First white South Africans board plane for US under Trump refugee plan
President Donald Trump's claim that minority white South Africans face discrimination has become orthodoxy for the far right. (AP pic)
JOHANNESBURG : The first white South Africans granted refugee status under a programme initiated by US President Donald Trump boarded a plane to leave from the country's main international airport in Johannesburg on Sunday.
A queue of white citizens with airport trolleys full of luggage, much of it wrapped in theft-proof cellophane, waited to have their passports stamped, a Reuters reporter saw, before they entered the departure lounge for their charter flight.
'One of the conditions of the permit was to ensure that they were vetted in case one of them has a criminal issue pending,' South African transport department spokesperson Collen Msibi told Reuters, adding that 49 passengers had been cleared.
Journalists were not granted access to those headed to the US.
Msibi said they were due to fly to Dulles Airport just outside Washington, DC, and then on to Texas. They had boarded the plane but not yet left as of 8.30pm
Trump's offer of asylum to white South Africans, especially Afrikaners – the group with the longest history among white settlers in South Africa and who make up the bulk of whites – has been divisive in both countries.

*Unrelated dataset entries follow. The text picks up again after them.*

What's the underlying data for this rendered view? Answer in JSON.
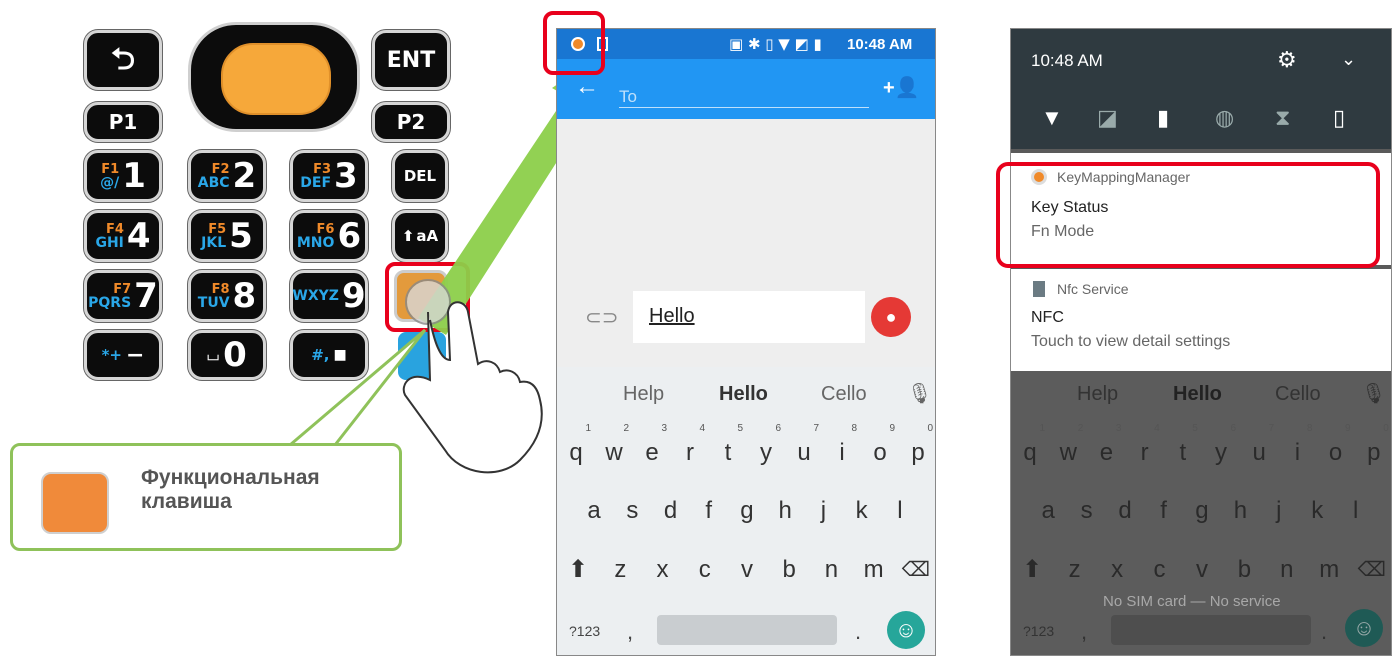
{
  "keypad": {
    "back_label": "⮌",
    "ent_label": "ENT",
    "p1_label": "P1",
    "p2_label": "P2",
    "del_label": "DEL",
    "shift_label": "aA",
    "keys": [
      {
        "fn": "F1",
        "letters": "@/",
        "digit": "1"
      },
      {
        "fn": "F2",
        "letters": "ABC",
        "digit": "2"
      },
      {
        "fn": "F3",
        "letters": "DEF",
        "digit": "3"
      },
      {
        "fn": "F4",
        "letters": "GHI",
        "digit": "4"
      },
      {
        "fn": "F5",
        "letters": "JKL",
        "digit": "5"
      },
      {
        "fn": "F6",
        "letters": "MNO",
        "digit": "6"
      },
      {
        "fn": "F7",
        "letters": "PQRS",
        "digit": "7"
      },
      {
        "fn": "F8",
        "letters": "TUV",
        "digit": "8"
      },
      {
        "fn": "",
        "letters": "WXYZ",
        "digit": "9"
      }
    ],
    "star_symbols": "*+",
    "star_main": "−",
    "zero_symbol": "⌴",
    "zero_digit": "0",
    "hash_symbols": "#,",
    "hash_main": "■",
    "accent_orange": "#f08a2a",
    "accent_blue": "#2aa7e8"
  },
  "callout": {
    "text": "Функциональная клавиша",
    "color": "#8fc25a",
    "key_color": "#f08a3a"
  },
  "phone1": {
    "status_time": "10:48 AM",
    "to_placeholder": "To",
    "message_text": "Hello",
    "toolbar_color": "#2196f3",
    "suggestions": [
      "Help",
      "Hello",
      "Cello"
    ],
    "row1": [
      [
        "q",
        "1"
      ],
      [
        "w",
        "2"
      ],
      [
        "e",
        "3"
      ],
      [
        "r",
        "4"
      ],
      [
        "t",
        "5"
      ],
      [
        "y",
        "6"
      ],
      [
        "u",
        "7"
      ],
      [
        "i",
        "8"
      ],
      [
        "o",
        "9"
      ],
      [
        "p",
        "0"
      ]
    ],
    "row2": [
      "a",
      "s",
      "d",
      "f",
      "g",
      "h",
      "j",
      "k",
      "l"
    ],
    "row3": [
      "z",
      "x",
      "c",
      "v",
      "b",
      "n",
      "m"
    ],
    "sym_label": "?123",
    "comma": ",",
    "period": "."
  },
  "phone2": {
    "time": "10:48 AM",
    "notif1_app": "KeyMappingManager",
    "notif1_title": "Key Status",
    "notif1_text": "Fn Mode",
    "notif2_app": "Nfc Service",
    "notif2_title": "NFC",
    "notif2_text": "Touch to view detail settings",
    "no_sim": "No SIM card — No service",
    "suggestions": [
      "Help",
      "Hello",
      "Cello"
    ],
    "row1": [
      [
        "q",
        "1"
      ],
      [
        "w",
        "2"
      ],
      [
        "e",
        "3"
      ],
      [
        "r",
        "4"
      ],
      [
        "t",
        "5"
      ],
      [
        "y",
        "6"
      ],
      [
        "u",
        "7"
      ],
      [
        "i",
        "8"
      ],
      [
        "o",
        "9"
      ],
      [
        "p",
        "0"
      ]
    ],
    "row2": [
      "a",
      "s",
      "d",
      "f",
      "g",
      "h",
      "j",
      "k",
      "l"
    ],
    "row3": [
      "z",
      "x",
      "c",
      "v",
      "b",
      "n",
      "m"
    ],
    "sym_label": "?123",
    "comma": ",",
    "period": "."
  },
  "highlight_color": "#e8001c"
}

In the US, it comes as the Trump administration has blocked mostly non-white refugee admissions from the rest of the world. In South Africa, it coincides with heightened racial tensions over land and jobs that have dogged domestic politics since the end of white minority rule.

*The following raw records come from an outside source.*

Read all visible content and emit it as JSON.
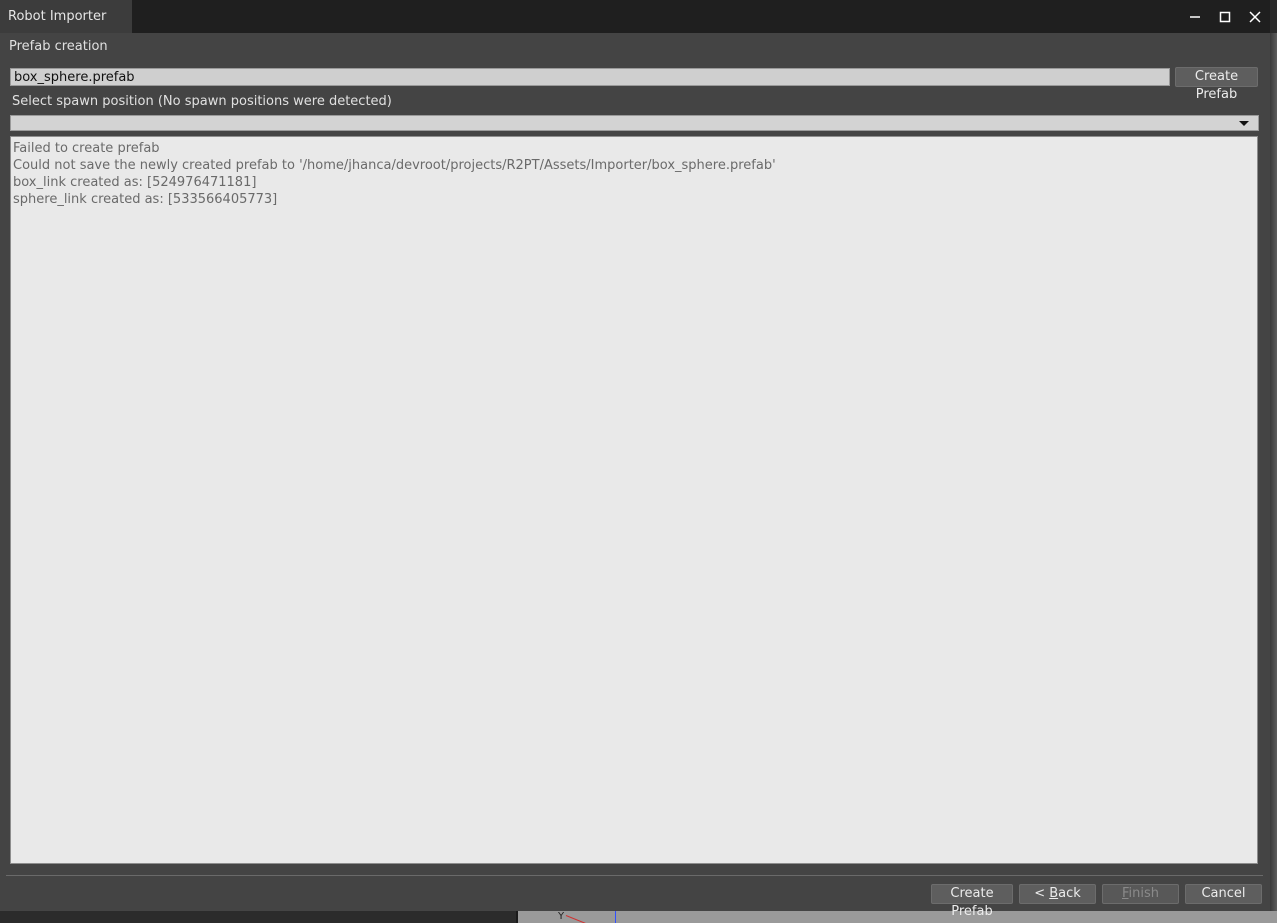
{
  "window": {
    "title": "Robot Importer"
  },
  "page": {
    "heading": "Prefab creation",
    "prefab_name_value": "box_sphere.prefab",
    "create_prefab_label": "Create Prefab",
    "spawn_label": "Select spawn position (No spawn positions were detected)",
    "spawn_selected": ""
  },
  "log": {
    "lines": [
      "Failed to create prefab",
      "Could not save the newly created prefab to '/home/jhanca/devroot/projects/R2PT/Assets/Importer/box_sphere.prefab'",
      "box_link created as: [524976471181]",
      "sphere_link created as: [533566405773]"
    ]
  },
  "footer": {
    "create_prefab_label": "Create Prefab",
    "back_prefix": "< ",
    "back_mnemonic": "B",
    "back_rest": "ack",
    "finish_mnemonic": "F",
    "finish_rest": "inish",
    "cancel_label": "Cancel"
  },
  "background": {
    "axis_label": "Y"
  },
  "icons": {
    "minimize": "minimize-icon",
    "maximize": "maximize-icon",
    "close": "close-icon",
    "dropdown": "chevron-down-icon"
  }
}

Despite a wider freeze on refugees, Trump called on the US to prioritise resettling Afrikaners, descendants of mostly Dutch early settlers, saying they were 'victims of unjust racial discrimination'.
The granting of refugee status to white South Africans – who have remained by far the most privileged race since apartheid ended 30 years ago – has been met with a mixture of alarm and ridicule by South African authorities, who say the Trump administration has waded into a domestic political issue it does not understand.
Three decades since Nelson Mandela ushered democracy into South Africa, the white minority that ruled it has managed to retain most of the wealth that was amassed under colonialism and apartheid.
Whites still own three quarters of private land and about 20 times the wealth of the black majority, according to the Review of Political Economy, an international academic journal. Whites are also the race least affected by joblessness.
Yet the claim that minority white South Africans face discrimination from the black majority has been repeated so often in online chatrooms that is has become orthodoxy for the far right, and has been echoed by Trump's white South African-born ally Elon Musk.